Starting next year, the contracts will obligate the multistate plan issuers to offer both individual and family coverage at the silver and gold levels and will not accept applications for stand-alone dental plans.
The OPM is also pushing to ensure the plans have adequate provider networks, a concern that the CMS addressed last week in its own letter to payers looking to offer plans on the exchanges in 2015.
Policy experts say it's not a surprise that multiple federal agencies are pushing insurance companies to have quality provider networks on the exchanges.
“Insurers slapped these networks together,” said Jeff Goldsmith, a health insurance expert and founder of Health Futures, a consultancy specializing in corporate strategic planning and forecasting future healthcare trends. “There are times where even health plans don't know for sure if a provider is in the network. They might think someone is, only to find out the contract was never finalized.”
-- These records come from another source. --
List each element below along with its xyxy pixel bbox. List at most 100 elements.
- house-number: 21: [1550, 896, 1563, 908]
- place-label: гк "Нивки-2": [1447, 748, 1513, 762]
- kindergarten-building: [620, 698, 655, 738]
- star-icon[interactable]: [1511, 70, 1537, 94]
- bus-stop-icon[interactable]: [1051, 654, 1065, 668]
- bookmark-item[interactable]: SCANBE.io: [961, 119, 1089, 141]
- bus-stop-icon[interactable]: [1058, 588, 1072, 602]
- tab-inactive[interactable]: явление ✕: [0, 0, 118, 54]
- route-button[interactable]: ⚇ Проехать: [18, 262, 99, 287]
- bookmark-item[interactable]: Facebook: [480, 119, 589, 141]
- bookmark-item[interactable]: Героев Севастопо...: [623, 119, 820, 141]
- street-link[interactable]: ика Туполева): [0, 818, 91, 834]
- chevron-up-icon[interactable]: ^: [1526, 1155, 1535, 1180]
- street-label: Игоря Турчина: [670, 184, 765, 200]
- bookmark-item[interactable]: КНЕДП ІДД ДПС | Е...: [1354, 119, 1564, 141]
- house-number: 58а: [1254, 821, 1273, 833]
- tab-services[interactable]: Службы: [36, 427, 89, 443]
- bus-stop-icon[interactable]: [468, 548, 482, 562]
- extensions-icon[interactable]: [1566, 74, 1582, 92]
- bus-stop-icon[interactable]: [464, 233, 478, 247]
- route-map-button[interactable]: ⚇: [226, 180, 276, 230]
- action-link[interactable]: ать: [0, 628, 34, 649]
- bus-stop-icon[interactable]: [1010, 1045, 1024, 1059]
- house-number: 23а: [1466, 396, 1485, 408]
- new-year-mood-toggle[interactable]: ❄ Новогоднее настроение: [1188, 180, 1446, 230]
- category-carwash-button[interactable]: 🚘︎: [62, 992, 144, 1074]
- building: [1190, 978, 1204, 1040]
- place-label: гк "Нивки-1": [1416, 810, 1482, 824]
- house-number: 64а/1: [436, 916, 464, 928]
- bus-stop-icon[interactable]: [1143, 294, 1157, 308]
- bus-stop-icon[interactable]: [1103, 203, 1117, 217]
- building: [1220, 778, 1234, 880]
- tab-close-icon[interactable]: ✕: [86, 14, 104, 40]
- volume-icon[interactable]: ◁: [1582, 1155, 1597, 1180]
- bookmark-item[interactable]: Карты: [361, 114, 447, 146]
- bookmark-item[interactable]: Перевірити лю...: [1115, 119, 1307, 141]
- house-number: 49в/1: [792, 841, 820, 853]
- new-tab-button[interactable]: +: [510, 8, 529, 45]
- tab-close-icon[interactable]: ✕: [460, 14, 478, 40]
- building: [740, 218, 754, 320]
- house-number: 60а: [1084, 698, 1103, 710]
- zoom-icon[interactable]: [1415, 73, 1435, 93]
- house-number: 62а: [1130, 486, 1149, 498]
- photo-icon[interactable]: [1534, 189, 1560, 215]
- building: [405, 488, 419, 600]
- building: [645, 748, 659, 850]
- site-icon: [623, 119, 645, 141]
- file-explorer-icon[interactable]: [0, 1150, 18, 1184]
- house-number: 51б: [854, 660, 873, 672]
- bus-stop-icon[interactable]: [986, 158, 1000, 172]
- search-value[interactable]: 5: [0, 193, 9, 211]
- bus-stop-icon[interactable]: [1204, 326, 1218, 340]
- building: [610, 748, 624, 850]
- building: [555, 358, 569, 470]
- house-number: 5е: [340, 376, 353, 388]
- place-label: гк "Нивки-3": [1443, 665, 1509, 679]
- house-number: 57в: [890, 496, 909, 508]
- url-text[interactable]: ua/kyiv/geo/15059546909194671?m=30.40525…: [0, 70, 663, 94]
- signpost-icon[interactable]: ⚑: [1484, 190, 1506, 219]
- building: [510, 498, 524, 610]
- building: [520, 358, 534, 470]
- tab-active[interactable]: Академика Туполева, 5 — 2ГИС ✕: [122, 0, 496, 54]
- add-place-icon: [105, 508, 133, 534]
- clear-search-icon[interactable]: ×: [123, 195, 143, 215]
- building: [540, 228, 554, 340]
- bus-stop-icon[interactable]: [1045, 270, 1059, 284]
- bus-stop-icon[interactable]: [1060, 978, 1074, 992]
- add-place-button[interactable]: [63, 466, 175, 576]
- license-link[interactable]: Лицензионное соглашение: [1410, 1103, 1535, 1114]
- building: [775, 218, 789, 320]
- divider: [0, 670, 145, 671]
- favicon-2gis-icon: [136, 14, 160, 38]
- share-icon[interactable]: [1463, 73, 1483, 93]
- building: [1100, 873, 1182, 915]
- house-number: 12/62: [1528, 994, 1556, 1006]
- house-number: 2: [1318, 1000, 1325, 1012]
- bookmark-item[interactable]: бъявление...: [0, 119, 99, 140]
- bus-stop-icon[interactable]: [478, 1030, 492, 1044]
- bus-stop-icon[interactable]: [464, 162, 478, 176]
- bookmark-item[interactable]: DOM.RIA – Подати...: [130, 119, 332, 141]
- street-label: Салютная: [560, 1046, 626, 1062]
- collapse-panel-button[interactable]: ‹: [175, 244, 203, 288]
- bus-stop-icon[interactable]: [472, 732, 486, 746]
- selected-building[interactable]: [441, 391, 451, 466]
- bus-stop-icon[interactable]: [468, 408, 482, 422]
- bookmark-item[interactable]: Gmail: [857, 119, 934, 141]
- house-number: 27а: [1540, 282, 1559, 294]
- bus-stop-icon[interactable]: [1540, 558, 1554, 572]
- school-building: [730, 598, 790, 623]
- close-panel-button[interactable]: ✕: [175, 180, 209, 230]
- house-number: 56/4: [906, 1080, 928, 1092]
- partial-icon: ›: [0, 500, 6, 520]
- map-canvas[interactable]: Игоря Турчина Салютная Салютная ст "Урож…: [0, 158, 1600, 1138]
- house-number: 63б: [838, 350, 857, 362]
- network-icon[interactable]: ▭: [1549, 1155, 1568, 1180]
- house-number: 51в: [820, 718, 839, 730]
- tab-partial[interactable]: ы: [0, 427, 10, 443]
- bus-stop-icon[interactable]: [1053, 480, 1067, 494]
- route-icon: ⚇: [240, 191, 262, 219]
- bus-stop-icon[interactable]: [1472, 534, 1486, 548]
The Affordable Care Act stipulated that the plans must be offered in at least 60% of states in 2014 and that at least two multistate plans be operating in all 50 states by 2017. Last year, the Blue Cross and Blue Shield Association won a contract to offer 150 MSP options in 30 states and the District of Columbia.
Some Blues plans, though, are not happy with the proposed requirements for next year's plans.
“Some of the requirements in the letter, if they are contained in the final contract with OPM, will produce significant operational challenges,” said Dianne Nodier Eysink, a spokeswoman for Blue Cross and Blue Shield of Louisiana.
The letter has also given Blue Cross and Blue Shield of Kansas some “concerns we will share with regulators,” Blue Cross and Blue Shield of Kansas spokeswoman Mary Beth Chambers said.